Cuyahoga County is in the midst of a deadly drug epidemic. In 2017, we lost at least 727 victims to a drug overdose death – the most in Cuyahoga County’s history.
Over the past few years, the epidemic has evolved and spread. In 2015, heroin was the most common drug seen in drug-related overdose deaths. However, fentanyl – a much more potent drug – rapidly became the most common drug in 2016. Furthermore, cocaine (often mixed with fentanyl) and carfentanil also increased over the past few years and should not be taken lightly. But how did we get here?

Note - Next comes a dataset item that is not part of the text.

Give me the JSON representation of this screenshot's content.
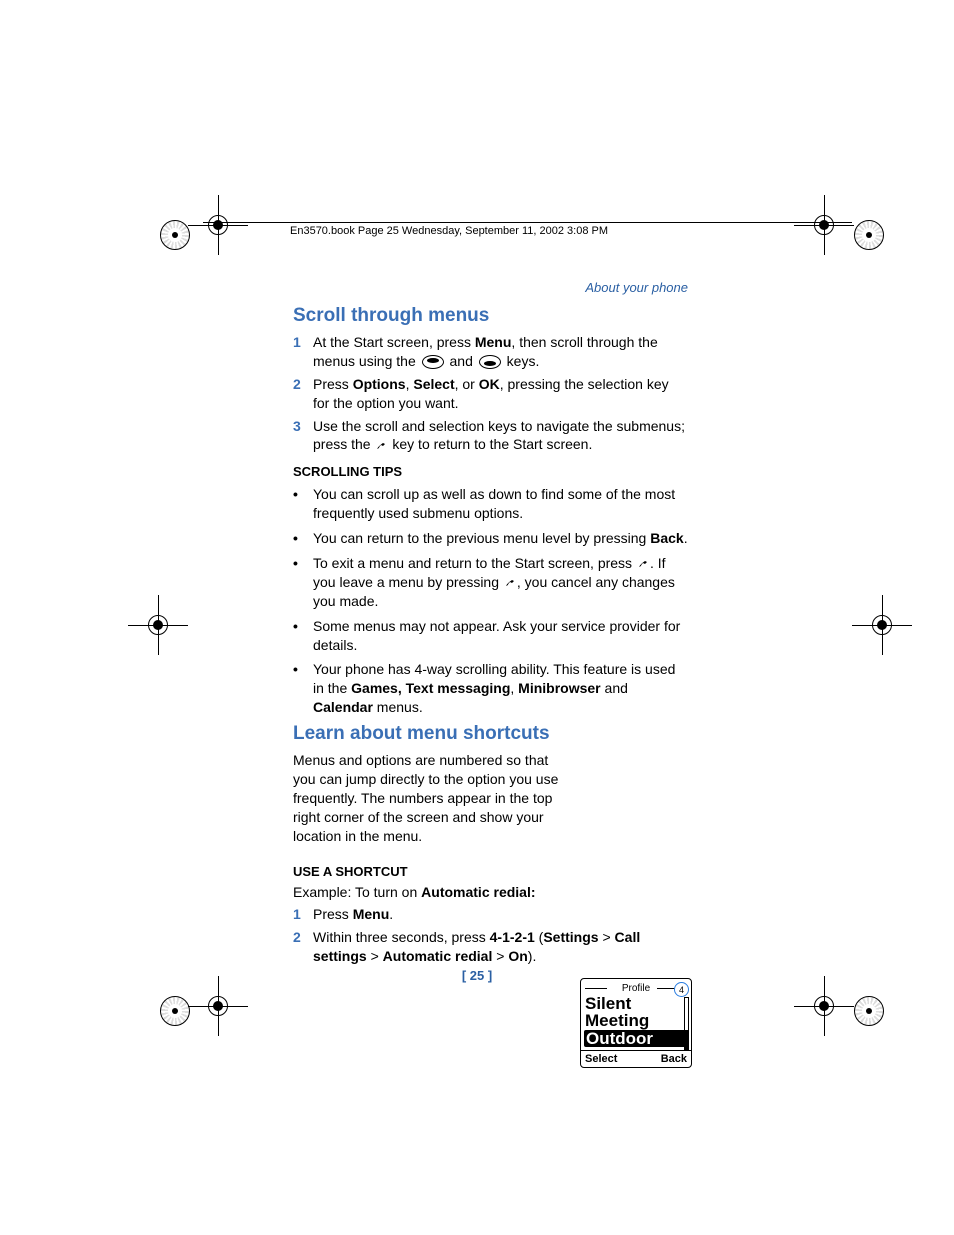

Cuyahoga County Medical Examiner Dr. Thomas Gilson recently published The Medical Examiner's Office as a Focal Point, as part of the National Institute of Justice (NIJ) publication series “Notes from the Field”. The article discusses the evolving crisis from the perspective of the Cuyahoga County Medical Examiner’s Office.
Dr. Gilson describes the roots of the opioid epidemic and how we can learn from those who have fallen victim to this deadly epidemic. Highlights of the article include:
- Ohio’s problem with pain medication dates back to the late 1990s and early 2000s
- Collaboration and partnerships have been vital to our county’s response to this crisis
- Reviews of 2012 and 2013 overdose cases taught us that most of the people who were dying at that time were middle-aged men who worked in labor trades, especially construction
- Sharing information and learning from past cases, increases our ability to intervene and guide potential victims along a different path.